Message par stalker le Lun 22 Sep - 23:05

Varg a écrit:
Contrairement à ton affirmation, je me souviens que le film ne fut pas si bien accueilli que cela. Une trace peut en être trouvé dans quelques pages de la Rubrique-à-brac où le facétieux Gotlib critiquait ouvertement le film qu'il nommait... Le billet vert...
Alors disons qu'il fut très "majoritairement" bien accueilli ?
Mmh...
Il faudra plus d'un exemple de critique sceptique pour démontrer que ce film n'a pas été très bien accueilli à sa sortie.

Dans ce principe qui consiste à rendre hommage, à faire des clins d'oeil, à reprendre carrément des méthodes à ses aînés, je vois différentes choses très positives. Tout d'abord le fait de transmettre. Melville aura eu le mérite de ne pas emprunter des méthodes à ses contemporains, comme c'est le cas du réseau (très fermé, finalement) des réalisateurs de films policiers français actuels, qui se renvoient les balles et s'embauchent entre eux, pour rendre une sorte de conglomérat édulcoré et moralement douteux, en fin de compte assez éloigné de la question cinématographique.
Dans ce sens, en transmettant, Melville constitue un maillon de la chaîne d'une histoire, en ayant tiré la plupart de ses références non pas de l'Hexagone, mais d'ailleurs. C'est ce que pourrait prétendre, en l'occurence, un réalisateur comme Olivier Marchal, si je ne m'abuse, dont 36 quais des Orfèvres, paraît-il, s'incarnerait du Heat de Michael Mann. A partir de là, j'aimerais savoir ce que Marchal aurait à dire, de façon développée et argumentée, de cette référence-là, à l'occasion...

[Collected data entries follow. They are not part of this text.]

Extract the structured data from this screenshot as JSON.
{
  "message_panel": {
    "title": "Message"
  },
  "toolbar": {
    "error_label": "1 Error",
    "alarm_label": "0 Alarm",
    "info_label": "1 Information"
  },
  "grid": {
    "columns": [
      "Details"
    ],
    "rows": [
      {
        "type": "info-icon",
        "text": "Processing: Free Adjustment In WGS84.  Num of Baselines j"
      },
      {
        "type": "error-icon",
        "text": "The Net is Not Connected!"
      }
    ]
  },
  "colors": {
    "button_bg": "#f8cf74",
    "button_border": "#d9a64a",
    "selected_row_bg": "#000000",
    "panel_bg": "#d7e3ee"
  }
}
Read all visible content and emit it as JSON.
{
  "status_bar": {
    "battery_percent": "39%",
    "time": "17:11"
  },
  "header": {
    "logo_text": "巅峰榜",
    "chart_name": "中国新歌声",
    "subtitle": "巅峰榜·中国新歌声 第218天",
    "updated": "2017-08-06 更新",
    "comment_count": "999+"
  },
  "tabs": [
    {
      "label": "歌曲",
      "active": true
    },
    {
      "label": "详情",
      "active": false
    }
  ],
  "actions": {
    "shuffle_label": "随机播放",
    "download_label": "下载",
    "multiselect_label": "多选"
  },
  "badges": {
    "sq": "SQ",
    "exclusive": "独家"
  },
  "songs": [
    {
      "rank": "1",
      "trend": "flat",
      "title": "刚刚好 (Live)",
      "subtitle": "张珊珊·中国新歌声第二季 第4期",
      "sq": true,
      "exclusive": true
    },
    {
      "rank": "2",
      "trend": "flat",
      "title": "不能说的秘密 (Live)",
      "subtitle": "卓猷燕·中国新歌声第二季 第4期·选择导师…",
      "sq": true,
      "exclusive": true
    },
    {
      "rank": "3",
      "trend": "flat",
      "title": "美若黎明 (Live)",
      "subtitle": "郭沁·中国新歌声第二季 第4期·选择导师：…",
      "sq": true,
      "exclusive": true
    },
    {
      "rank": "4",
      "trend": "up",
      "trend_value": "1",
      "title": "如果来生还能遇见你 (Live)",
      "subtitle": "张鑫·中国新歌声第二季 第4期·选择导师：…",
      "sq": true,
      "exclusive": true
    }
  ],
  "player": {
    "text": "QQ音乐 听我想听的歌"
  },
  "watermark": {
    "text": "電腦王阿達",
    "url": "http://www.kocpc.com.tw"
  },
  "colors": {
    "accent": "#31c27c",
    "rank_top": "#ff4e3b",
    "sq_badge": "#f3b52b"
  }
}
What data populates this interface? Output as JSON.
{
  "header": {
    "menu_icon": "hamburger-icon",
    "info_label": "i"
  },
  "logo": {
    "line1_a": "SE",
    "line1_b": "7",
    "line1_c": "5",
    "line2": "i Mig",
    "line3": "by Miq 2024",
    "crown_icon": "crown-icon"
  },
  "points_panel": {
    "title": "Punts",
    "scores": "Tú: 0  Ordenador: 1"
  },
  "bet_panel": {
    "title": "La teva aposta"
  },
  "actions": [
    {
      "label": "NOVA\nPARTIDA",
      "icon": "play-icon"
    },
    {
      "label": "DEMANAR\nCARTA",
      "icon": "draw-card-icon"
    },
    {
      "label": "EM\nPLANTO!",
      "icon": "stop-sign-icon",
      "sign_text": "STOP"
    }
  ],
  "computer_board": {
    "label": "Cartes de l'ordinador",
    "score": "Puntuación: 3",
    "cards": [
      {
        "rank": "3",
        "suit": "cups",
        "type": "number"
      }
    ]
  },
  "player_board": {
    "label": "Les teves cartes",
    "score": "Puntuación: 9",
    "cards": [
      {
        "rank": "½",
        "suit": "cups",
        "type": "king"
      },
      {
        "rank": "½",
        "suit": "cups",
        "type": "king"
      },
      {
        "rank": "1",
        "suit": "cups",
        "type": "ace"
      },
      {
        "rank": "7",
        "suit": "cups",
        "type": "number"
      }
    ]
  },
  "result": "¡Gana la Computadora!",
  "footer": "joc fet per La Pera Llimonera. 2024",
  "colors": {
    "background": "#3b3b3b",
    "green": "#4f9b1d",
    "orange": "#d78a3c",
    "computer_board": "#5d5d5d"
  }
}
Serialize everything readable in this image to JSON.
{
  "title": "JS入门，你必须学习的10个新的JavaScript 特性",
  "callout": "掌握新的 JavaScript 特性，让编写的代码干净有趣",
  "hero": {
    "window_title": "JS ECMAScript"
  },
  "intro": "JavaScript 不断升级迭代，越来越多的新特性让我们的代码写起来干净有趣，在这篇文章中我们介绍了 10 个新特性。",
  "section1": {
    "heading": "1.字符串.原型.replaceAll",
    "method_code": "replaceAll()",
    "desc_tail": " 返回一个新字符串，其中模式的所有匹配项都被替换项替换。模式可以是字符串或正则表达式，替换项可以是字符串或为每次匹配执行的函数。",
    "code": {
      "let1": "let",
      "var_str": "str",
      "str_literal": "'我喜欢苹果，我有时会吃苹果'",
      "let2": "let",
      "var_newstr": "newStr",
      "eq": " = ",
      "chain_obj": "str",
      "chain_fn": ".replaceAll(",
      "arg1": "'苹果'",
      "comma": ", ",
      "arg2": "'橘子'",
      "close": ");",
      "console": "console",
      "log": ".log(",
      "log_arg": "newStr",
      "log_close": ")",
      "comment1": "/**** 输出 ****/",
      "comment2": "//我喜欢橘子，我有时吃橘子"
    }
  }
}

De plus, en transmettant, Melville nous oriente vers ses référents, que tu rappelles d'ailleurs clairement toi-même, Varg. En tout cas certains. Il nous invite à remonter un fil historique, celui d'un genre particulier. Melville n'est pas un extra-terrestre qui, soudain, est parvenu sur Terre pour nous révéler des scoops. Il indique ainsi au spectateur qu'il n'est pas non plus un individu qu'on aurait parachuté ici et qui serait dépourvu de racines. C'est donc une invitation à effectuer un parcours à notre tour. A travailler un peu, en d'autres termes. A chercher à comprendre comment ce qui est a bien pu parvenir à être.

Quant au Deuxième souffle, on est complètement d'accord.